De Eerste Kamer wil van minister Plasterk van Onderwijs, Cultuur en Wetenschap verduidelijking op een reeks punten van het wetsvoorstel Versterking besturing bij instellingen voor hoger onderwijs, collegegeldsystematiek en de rechtspositie van studenten (31.821). Op verzoek van Kamerlid Schuurman (CU), die hierbij de steun kreeg van CDA-senator Leunissen, beloofde minister Plasterk tijdens de plenaire behandeling van zijn voorstel op 26 januari alsnog schriftelijk toelichting te geven op afspraken die zijn gemaakt tussen de samenwerkende universiteiten (VNSU) en scholen voor hoger beroepsonderwijs (HBO-raad) over onder meer de hoogte van het collegegeld bij het volgen van een tweede studie.

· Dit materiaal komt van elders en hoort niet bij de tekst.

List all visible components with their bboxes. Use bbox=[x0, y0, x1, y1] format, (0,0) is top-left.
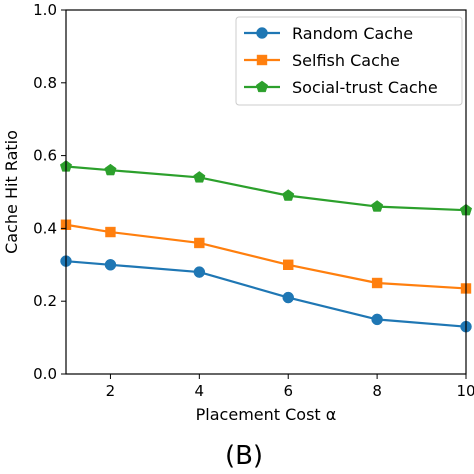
data-point bbox=[282, 189, 295, 201]
series-line bbox=[65, 260, 467, 328]
legend-marker bbox=[255, 80, 269, 93]
x-tick-label: 8 bbox=[372, 382, 382, 400]
data-point bbox=[104, 163, 117, 176]
legend-label: Selfish Cache bbox=[292, 51, 400, 70]
legend-label: Social-trust Cache bbox=[292, 78, 438, 97]
y-axis-label: Cache Hit Ratio bbox=[2, 130, 21, 254]
x-tick-label: 4 bbox=[195, 382, 205, 400]
x-tick-label: 10 bbox=[456, 382, 474, 400]
data-point bbox=[371, 200, 384, 212]
y-axis: 0.0 0.2 0.4 0.6 0.8 1.0 bbox=[33, 1, 66, 383]
data-point bbox=[282, 291, 294, 304]
x-tick-label: 6 bbox=[283, 382, 293, 400]
legend-item: Social-trust Cache bbox=[244, 78, 438, 97]
legend-item: Selfish Cache bbox=[244, 51, 400, 70]
series-selfish-cache bbox=[60, 219, 472, 294]
x-tick-label: 2 bbox=[106, 382, 116, 400]
data-point bbox=[104, 259, 117, 271]
legend-marker bbox=[256, 27, 268, 39]
data-point bbox=[194, 237, 205, 249]
y-tick-label: 0.2 bbox=[33, 292, 57, 310]
series-random-cache bbox=[60, 255, 472, 333]
y-tick-label: 0.8 bbox=[33, 74, 57, 92]
panel-label: (B) bbox=[225, 441, 263, 471]
x-axis: 2 4 6 8 10 bbox=[106, 374, 474, 400]
data-point bbox=[193, 266, 206, 278]
data-point bbox=[193, 171, 206, 183]
data-point bbox=[283, 259, 294, 271]
x-axis-label: Placement Cost α bbox=[196, 405, 337, 424]
data-point bbox=[371, 277, 383, 289]
plot-frame bbox=[65, 9, 467, 375]
y-tick-label: 0.6 bbox=[33, 147, 57, 165]
data-point bbox=[371, 313, 383, 326]
legend: Random Cache Selfish Cache Social-trust Ca… bbox=[235, 16, 463, 106]
y-tick-label: 0.4 bbox=[33, 219, 57, 237]
series-social-trust-cache bbox=[59, 160, 473, 216]
legend-marker bbox=[256, 54, 268, 66]
series-line bbox=[65, 165, 467, 212]
y-tick-label: 1.0 bbox=[33, 1, 57, 19]
data-point bbox=[105, 226, 116, 238]
series-line bbox=[65, 223, 467, 290]
legend-box bbox=[235, 16, 463, 106]
plot-content bbox=[59, 160, 473, 333]
legend-item: Random Cache bbox=[244, 24, 413, 43]
legend-label: Random Cache bbox=[292, 24, 413, 43]
y-tick-label: 0.0 bbox=[33, 365, 57, 383]
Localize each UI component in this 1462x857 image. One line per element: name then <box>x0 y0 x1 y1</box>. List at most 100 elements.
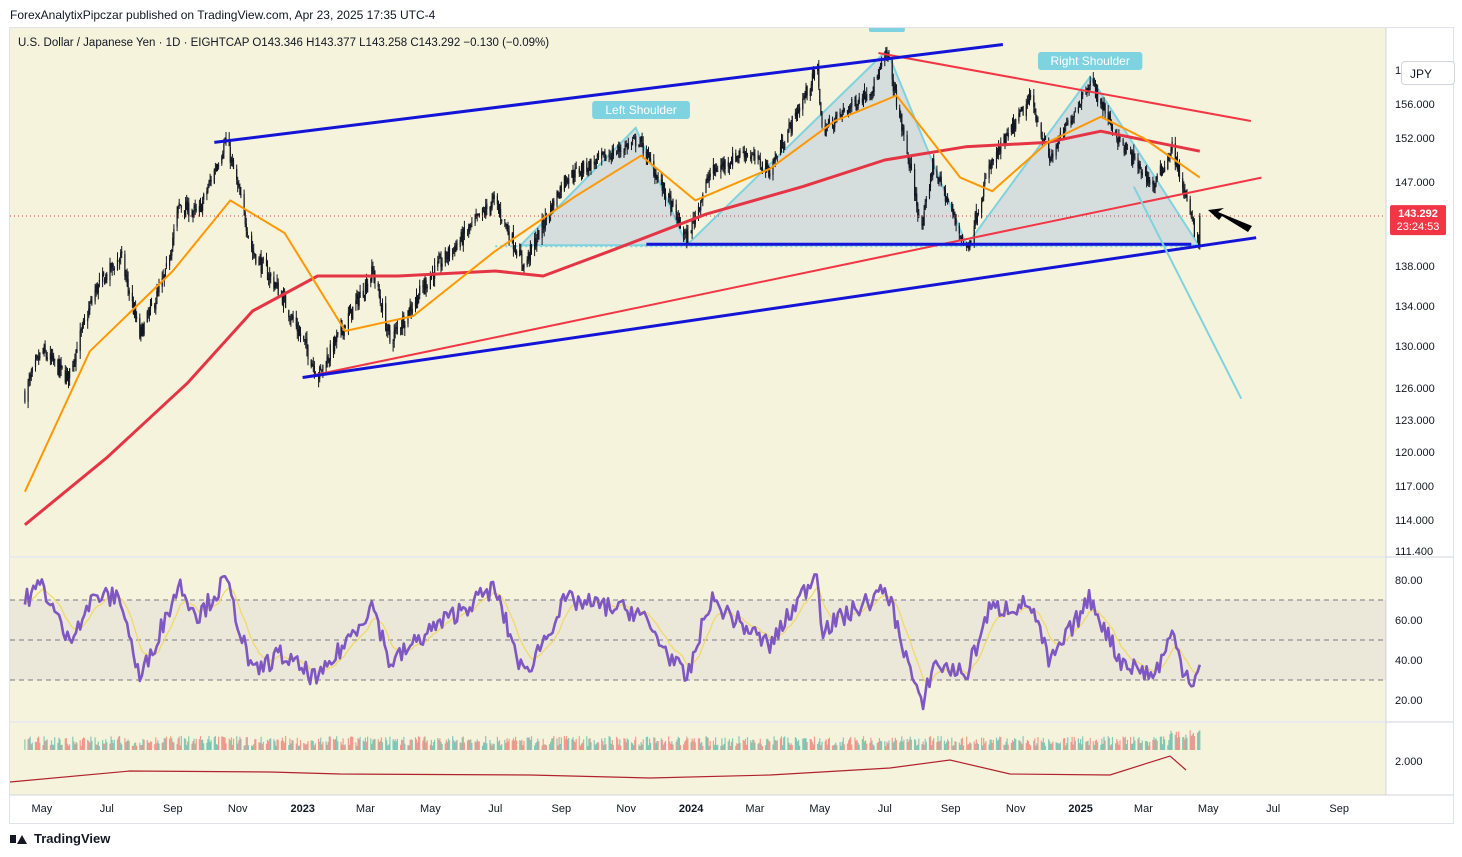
volume-bar <box>1154 739 1156 750</box>
candle-body <box>810 84 812 91</box>
candle-body <box>1064 128 1066 137</box>
volume-bar <box>74 744 76 750</box>
candle-body <box>96 284 98 293</box>
candle-body <box>581 167 584 173</box>
candle-body <box>735 153 737 162</box>
volume-bar <box>925 741 927 750</box>
price-tick-label: 126.000 <box>1395 383 1435 395</box>
candle-body <box>1051 153 1053 159</box>
volume-bar <box>483 742 485 750</box>
candle-body <box>647 153 650 155</box>
candle-body <box>780 139 783 149</box>
volume-bar <box>136 745 138 750</box>
volume-bar <box>1066 743 1068 750</box>
volume-bar <box>661 739 663 750</box>
tradingview-brand[interactable]: TradingView <box>10 831 110 846</box>
candle-body <box>478 213 480 217</box>
candle-body <box>732 152 734 166</box>
candle-body <box>1027 100 1029 103</box>
volume-bar <box>552 738 554 750</box>
candle-body <box>113 268 115 270</box>
volume-bar <box>155 737 157 750</box>
candle-body <box>617 150 619 152</box>
volume-bar <box>579 745 581 750</box>
volume-bar <box>177 738 179 750</box>
volume-bar <box>61 744 63 750</box>
volume-bar <box>348 744 351 750</box>
candle-body <box>1089 80 1091 86</box>
volume-bar <box>639 746 641 750</box>
volume-bar <box>1177 731 1180 750</box>
time-tick-label: Mar <box>745 803 764 815</box>
volume-bar <box>215 744 218 750</box>
candle-body <box>1022 106 1024 116</box>
candle-body <box>976 215 978 223</box>
volume-bar <box>27 739 29 750</box>
volume-bar <box>255 739 257 750</box>
volume-bar <box>813 736 816 750</box>
candle-body <box>89 305 91 311</box>
candle-body <box>158 286 160 293</box>
currency-button[interactable]: JPY <box>1401 61 1455 85</box>
candle-body <box>221 156 223 164</box>
candle-body <box>1178 163 1181 179</box>
candle-body <box>1154 184 1156 188</box>
volume-bar <box>225 743 227 750</box>
volume-bar <box>952 746 954 750</box>
time-tick-label: Nov <box>1006 803 1026 815</box>
candle-body <box>635 136 637 147</box>
candle-body <box>377 283 379 287</box>
candle-body <box>208 181 210 187</box>
candle-body <box>840 114 842 116</box>
volume-bar <box>921 744 923 750</box>
candle-body <box>94 290 96 302</box>
volume-bar <box>687 738 689 750</box>
volume-bar <box>676 739 678 750</box>
volume-bar <box>692 740 694 750</box>
candle-body <box>454 245 456 252</box>
volume-bar <box>124 738 126 750</box>
candle-body <box>1015 119 1017 130</box>
candle-body <box>54 359 56 361</box>
candle-body <box>968 244 970 250</box>
candle-body <box>461 232 463 244</box>
candle-body <box>106 273 108 280</box>
candle-body <box>1192 218 1194 221</box>
volume-bar <box>746 737 749 750</box>
candle-body <box>717 171 719 172</box>
candle-body <box>575 167 577 169</box>
candle-body <box>842 109 844 113</box>
volume-bar <box>401 739 403 750</box>
volume-bar <box>66 743 69 750</box>
candle-body <box>1115 131 1117 134</box>
candle-body <box>179 204 181 206</box>
volume-bar <box>295 743 297 750</box>
volume-bar <box>627 739 629 750</box>
candle-body <box>885 50 887 56</box>
candle-body <box>313 365 315 374</box>
volume-bar <box>83 738 86 750</box>
candle-body <box>1170 149 1172 157</box>
right-shoulder-badge <box>1037 52 1143 70</box>
candle-body <box>827 122 829 125</box>
candle-body <box>496 195 498 205</box>
volume-bar <box>497 741 500 750</box>
candle-body <box>155 302 157 310</box>
volume-bar <box>429 744 431 750</box>
volume-bar <box>603 744 605 750</box>
volume-bar <box>438 739 440 750</box>
volume-bar <box>743 740 745 750</box>
candle-body <box>1149 179 1151 185</box>
candle-body <box>812 71 815 78</box>
candle-body <box>1000 142 1002 154</box>
volume-bar <box>932 740 934 750</box>
volume-bar <box>213 737 215 750</box>
candle-body <box>310 359 312 366</box>
candle-body <box>588 161 590 171</box>
volume-bar <box>724 737 726 750</box>
candle-body <box>753 153 755 156</box>
candle-body <box>374 277 376 282</box>
volume-bar <box>79 740 81 750</box>
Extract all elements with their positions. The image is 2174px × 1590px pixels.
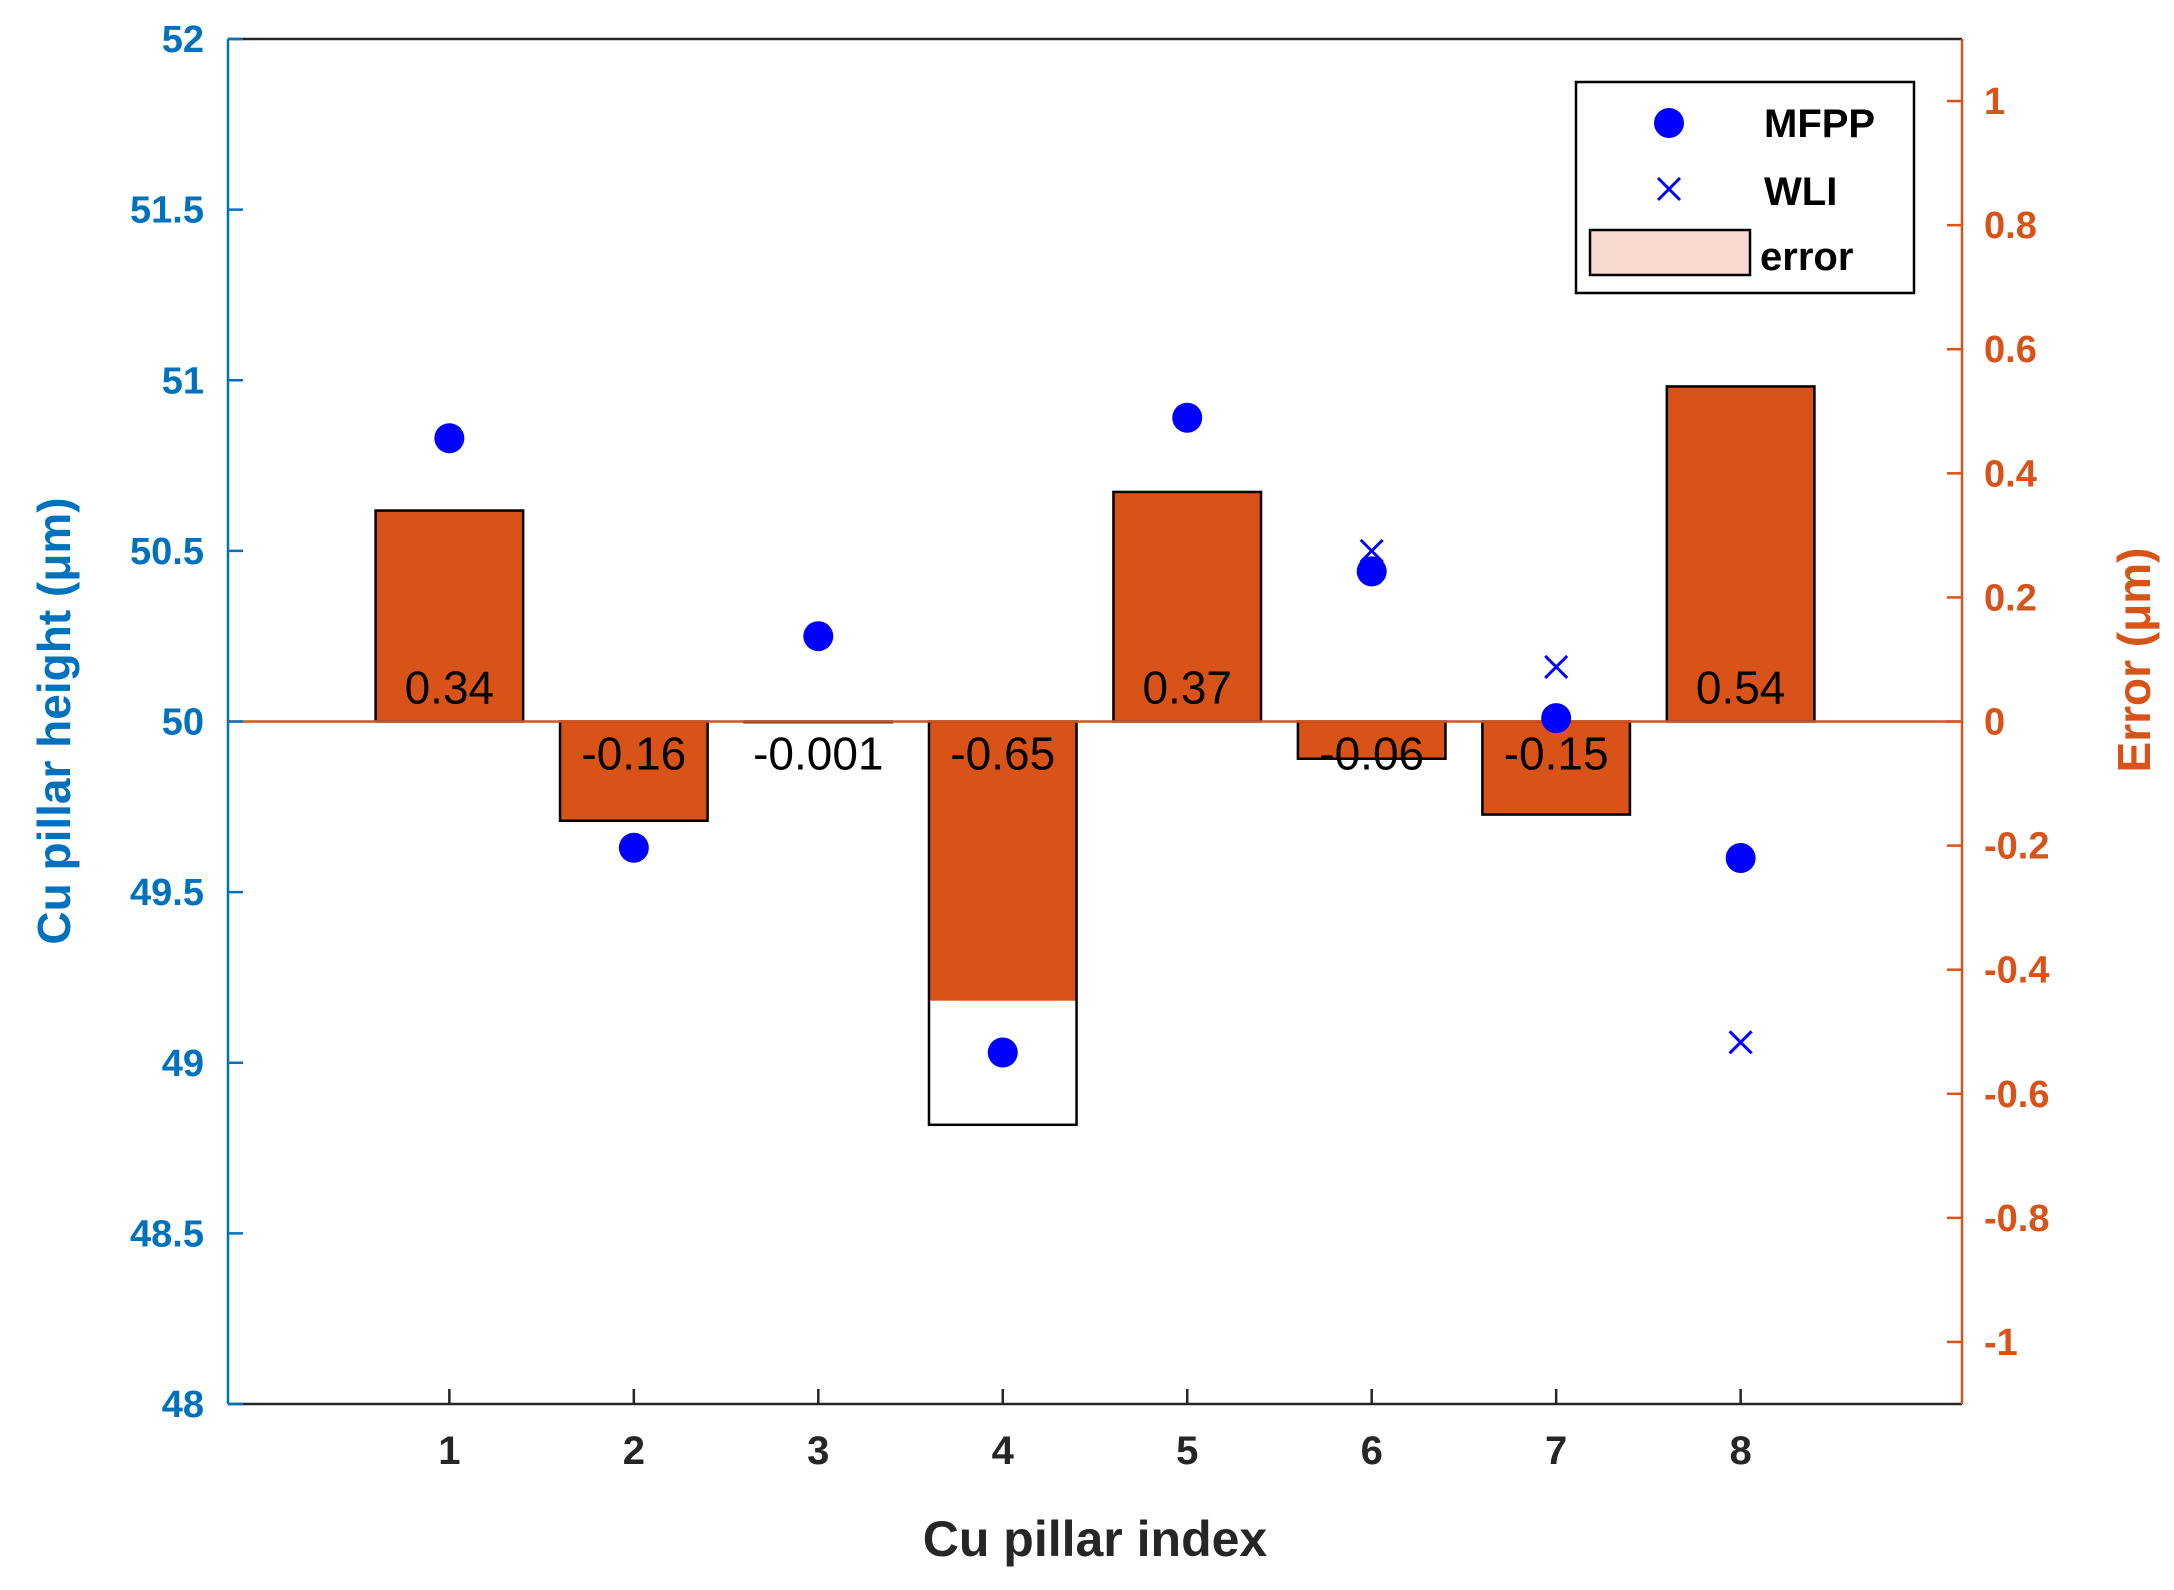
mfpp-point bbox=[618, 832, 649, 863]
right-y-tick-label: -0.2 bbox=[1984, 826, 2049, 868]
x-axis-label: Cu pillar index bbox=[923, 1511, 1268, 1567]
mfpp-point bbox=[803, 621, 834, 652]
left-y-tick-label: 48 bbox=[162, 1384, 204, 1426]
x-tick-label: 4 bbox=[992, 1429, 1015, 1473]
x-tick-label: 1 bbox=[438, 1429, 460, 1473]
right-y-tick-label: 0 bbox=[1984, 702, 2005, 744]
left-y-tick-label: 50.5 bbox=[130, 531, 204, 573]
x-ticks: 1 2 3 4 5 6 7 8 bbox=[438, 1389, 1752, 1473]
right-y-tick-label: 0.8 bbox=[1984, 205, 2037, 247]
mfpp-point bbox=[1725, 843, 1756, 873]
wli-point bbox=[1728, 1030, 1753, 1055]
x-tick-label: 5 bbox=[1176, 1429, 1198, 1473]
x-tick-label: 8 bbox=[1730, 1429, 1752, 1473]
mfpp-point bbox=[987, 1037, 1018, 1068]
x-tick-label: 6 bbox=[1361, 1429, 1383, 1473]
error-bar-fill bbox=[928, 721, 1077, 1001]
bar-value-label: -0.15 bbox=[1504, 728, 1609, 780]
mfpp-point bbox=[1541, 703, 1572, 734]
bar-value-label: -0.001 bbox=[753, 728, 883, 780]
left-y-tick-label: 51 bbox=[162, 360, 204, 402]
legend-wli-label: WLI bbox=[1764, 170, 1837, 214]
left-y-tick-label: 50 bbox=[162, 702, 204, 744]
legend-error-swatch bbox=[1588, 228, 1752, 277]
bar-value-label: -0.65 bbox=[950, 728, 1055, 780]
error-bar bbox=[1112, 490, 1263, 723]
mfpp-point bbox=[1356, 556, 1387, 587]
wli-point bbox=[1544, 654, 1569, 679]
left-y-tick-label: 48.5 bbox=[130, 1213, 204, 1255]
legend-mfpp-label: MFPP bbox=[1764, 102, 1875, 146]
bar-value-label: -0.06 bbox=[1319, 728, 1424, 780]
bar-labels-group: 0.34 -0.16 -0.001 -0.65 0.37 -0.06 -0.15 0.54 bbox=[405, 662, 1786, 780]
left-y-tick-label: 49 bbox=[162, 1043, 204, 1085]
wli-point bbox=[1359, 538, 1384, 563]
legend-error-label: error bbox=[1760, 235, 1853, 279]
legend: MFPP WLI error bbox=[1574, 80, 1916, 295]
left-y-axis-label: Cu pillar height (μm) bbox=[28, 497, 80, 944]
left-y-ticks: 48 48.5 49 49.5 50 50.5 51 51.5 52 bbox=[130, 19, 243, 1426]
bar-value-label: 0.34 bbox=[405, 662, 495, 714]
legend-mfpp-marker bbox=[1654, 108, 1684, 138]
right-y-tick-label: -0.6 bbox=[1984, 1074, 2049, 1116]
x-tick-label: 2 bbox=[623, 1429, 645, 1473]
right-y-tick-label: -0.8 bbox=[1984, 1198, 2049, 1240]
legend-wli-marker bbox=[1656, 176, 1682, 202]
right-y-tick-label: 0.2 bbox=[1984, 577, 2037, 619]
left-y-tick-label: 51.5 bbox=[130, 190, 204, 232]
right-y-tick-label: 1 bbox=[1984, 81, 2005, 123]
bar-value-label: -0.16 bbox=[581, 728, 686, 780]
left-y-tick-label: 49.5 bbox=[130, 872, 204, 914]
right-y-axis-label: Error (μm) bbox=[2108, 548, 2160, 773]
error-bar bbox=[558, 720, 709, 823]
right-y-tick-label: -0.4 bbox=[1984, 950, 2049, 992]
mfpp-point bbox=[1172, 402, 1203, 433]
mfpp-point bbox=[434, 423, 465, 454]
right-y-tick-label: -1 bbox=[1984, 1322, 2018, 1364]
x-tick-label: 7 bbox=[1545, 1429, 1567, 1473]
left-y-tick-label: 52 bbox=[162, 19, 204, 61]
error-bars-group bbox=[374, 385, 1816, 1127]
error-bar bbox=[1296, 720, 1447, 760]
right-y-ticks: -1 -0.8 -0.6 -0.4 -0.2 0 0.2 0.4 0.6 0.8 1 bbox=[1947, 81, 2049, 1364]
x-tick-label: 3 bbox=[807, 1429, 829, 1473]
bar-value-label: 0.37 bbox=[1142, 662, 1232, 714]
bar-value-label: 0.54 bbox=[1696, 662, 1786, 714]
markers-group bbox=[434, 402, 1756, 1068]
error-bar bbox=[1481, 720, 1632, 816]
right-y-tick-label: 0.6 bbox=[1984, 329, 2037, 371]
right-y-tick-label: 0.4 bbox=[1984, 453, 2037, 495]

In een gesloten convenant tussen de universiteiten en de hbo-instellingen is bepaald dat in de komende drie jaar niet meer dan het huidige wettelijke collegegeld wordt gevraagd.

In principe mogen instellingen voor hoger onderwijs onder de herziene wet voortaan zelf de hoogte van het gevraagde collegegeld vaststellen, waarbij bedragen tot 24.000 euro per jaar denkbaar zijn. De minister zegde toe dat hij van jaar tot jaar zal monitoren hoe de hoogte van het collegegeld voor tweede studies zich zal ontwikkelen. De fractie van het CDA drong er bij de minister op aan dat hij in de komende drie jaar een algemene maatregel van bestuur achter de hand houdt om af te dwingen dat er geen hogere bedragen dan het nu geldende wettelijke collegegeld voor tweede studies worden berekend. In de gevraagde brief zal de minister ook op dit punt een en ander verduidelijken. Als de gevraagde uitleg is gegeven en voldoet, stemt de Eerste Kamer dinsdag 2 februari over het wetsvoorstel.